One of the benefits of working in sales is that it can be an extremely lucrative career – if you are compensated appropriately. Whether selling your product is transactional or complex, you should always ensure that your compensation structure is logical and fair. We’ve compiled a list of the aspects you should look for to ensure your compensation plan works for you.

Compensation must be tied to your KPIs

It’s a no-brainer that bonuses and commission should be linked with the key performance indicators (KPIs) that your organization measures. However, as new duties are added to the sales job description, or as company priorities shift, sales commissions can become separate from measurement. When you are evaluating a new job offer, ask what the KPIs for the role are and how they match up against the compensation structure. If you hear, for instance, that you are bonused on recurring revenue, but measured on closed deals, you should think about whether you are going to be set up for success in this role.

The commission structure should accurately reflect the impact you have on the sale

Credit should be given where credit is due, and your sales compensation structure should reflect this. If you are selling the type of product that requires little time and effort, you should expect to have lower commission and bonuses and higher base salary. Likewise, if there are several people involved in the sales process, say, a business development rep, an advisor, a solutions engineer, or others, you should expect to split the commission. When you are the primary person responsible for closing a complex sale, you should expect a high percentage of commission.

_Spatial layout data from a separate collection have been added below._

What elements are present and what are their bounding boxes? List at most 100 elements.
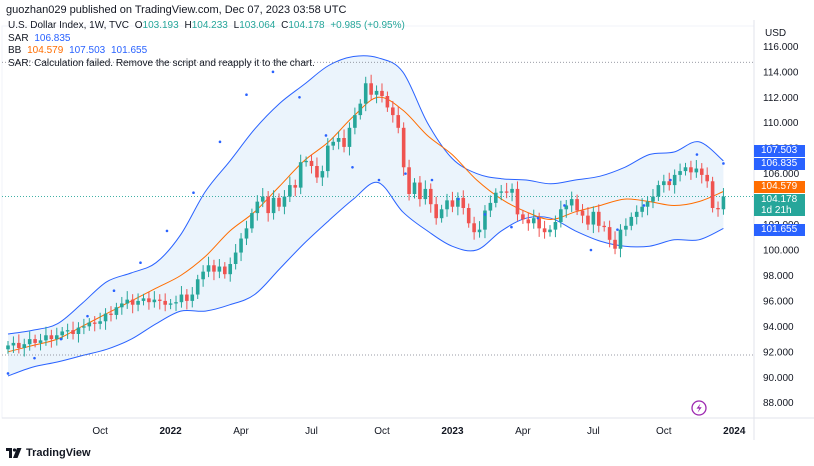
candle xyxy=(651,189,655,209)
x-tick-label: Jul xyxy=(305,426,318,437)
candle xyxy=(607,220,612,248)
x-tick-label: 2023 xyxy=(441,426,464,437)
x-tick-label: Oct xyxy=(374,426,390,437)
sar-dot xyxy=(33,356,36,360)
candle xyxy=(60,327,64,340)
y-tick-label: 88.000 xyxy=(763,398,794,409)
candle xyxy=(672,169,677,194)
y-tick-label: 114.000 xyxy=(763,67,799,78)
candle xyxy=(206,256,211,278)
candle xyxy=(255,195,260,221)
bb-lower-value: 101.655 xyxy=(111,45,148,56)
candle xyxy=(683,162,688,176)
candle xyxy=(618,224,623,258)
lightning-icon[interactable] xyxy=(691,400,707,416)
candle xyxy=(201,265,205,287)
sar-dot xyxy=(669,178,672,182)
candle xyxy=(710,176,715,213)
candle xyxy=(82,318,86,335)
candle xyxy=(531,209,536,229)
bb-upper-line xyxy=(7,55,724,335)
candle xyxy=(374,85,379,104)
candle xyxy=(580,204,585,224)
sar-dot xyxy=(616,228,619,231)
sar-dot xyxy=(483,213,487,216)
y-tick-label: 94.000 xyxy=(763,322,794,333)
candle xyxy=(721,188,726,215)
candle xyxy=(363,76,368,112)
candle xyxy=(109,306,113,322)
candle xyxy=(396,106,401,134)
candle xyxy=(477,221,482,238)
sar-dot xyxy=(563,204,566,207)
sar-dot xyxy=(377,178,381,182)
candle xyxy=(385,91,390,112)
candle xyxy=(515,181,520,221)
candle xyxy=(152,291,157,308)
candle xyxy=(17,334,21,354)
ohlc-close: 104.178 xyxy=(288,20,325,31)
candle xyxy=(423,180,428,205)
sar-dot xyxy=(536,216,540,220)
candle xyxy=(260,188,265,208)
candle xyxy=(239,233,243,262)
candle xyxy=(217,259,222,279)
candle xyxy=(130,294,135,314)
candle xyxy=(347,122,352,156)
candle xyxy=(163,293,167,312)
candle xyxy=(591,206,596,234)
bb-row[interactable]: BB 104.579 107.503 101.655 xyxy=(8,45,405,58)
bb-basis-tag: 104.579 xyxy=(754,181,805,193)
candle xyxy=(624,218,628,237)
candle xyxy=(472,216,476,240)
publisher-header: guozhan029 published on TradingView.com,… xyxy=(6,4,347,16)
y-tick-label: 110.000 xyxy=(763,118,799,129)
candle xyxy=(136,293,140,312)
candle xyxy=(542,220,547,239)
currency-label: USD xyxy=(765,28,786,39)
candle xyxy=(266,191,270,222)
candle xyxy=(6,341,10,354)
candle xyxy=(634,205,639,225)
ohlc-change: +0.985 (+0.95%) xyxy=(330,20,405,31)
candle xyxy=(526,212,531,231)
candle xyxy=(358,99,363,120)
tradingview-logo-icon xyxy=(6,448,22,458)
sar-dot xyxy=(430,178,434,182)
sar-dot xyxy=(112,289,116,293)
candle xyxy=(401,122,406,176)
candle xyxy=(510,183,514,202)
candle xyxy=(483,205,487,239)
candle xyxy=(304,156,308,167)
sar-dot xyxy=(642,204,646,207)
candle xyxy=(369,74,373,101)
candle xyxy=(716,201,720,217)
sar-dot xyxy=(192,191,195,195)
sar-dot xyxy=(324,134,328,137)
ohlc-open: 103.193 xyxy=(142,20,179,31)
candle xyxy=(602,221,606,232)
y-tick-label: 112.000 xyxy=(763,93,799,104)
candle xyxy=(629,212,634,231)
candle xyxy=(656,180,661,201)
sar-row[interactable]: SAR 106.835 xyxy=(8,33,405,46)
symbol-row: U.S. Dollar Index, 1W, TVC O103.193 H104… xyxy=(8,20,405,33)
bb-label: BB xyxy=(8,45,22,56)
sar-dot xyxy=(298,95,301,99)
tradingview-footer[interactable]: TradingView xyxy=(6,447,91,459)
candle xyxy=(212,259,216,281)
candle xyxy=(65,323,70,339)
candle xyxy=(71,321,75,340)
bar-countdown-tag: 1d 21h xyxy=(754,205,805,216)
sar-error-message: SAR: Calculation failed. Remove the scri… xyxy=(8,57,315,69)
candle xyxy=(147,291,151,310)
sar-tag: 106.835 xyxy=(754,158,805,170)
candle xyxy=(689,160,693,180)
candle xyxy=(38,333,43,351)
sar-dot xyxy=(457,197,460,201)
candle xyxy=(645,196,650,216)
candle xyxy=(141,293,146,306)
y-tick-label: 90.000 xyxy=(763,373,794,384)
candle xyxy=(456,192,460,216)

Commission and bonuses that don’t leave you high and dry

Enterprise sales are known to be feast or famine, but that doesn’t mean you should be left to starve in between deals. Even if the commission looks lucrative, bear in mind the length of the sales cycle for the product you are selling. If closing the deal takes a year or years, consider whether you will want a salary that gives you more financial security while you work toward your next deal.

You developed good negotiation skills from your experience closing sales, so use them. Ensure that your compensation plan is reasonable, and negotiate to make sure you get the best deal possible.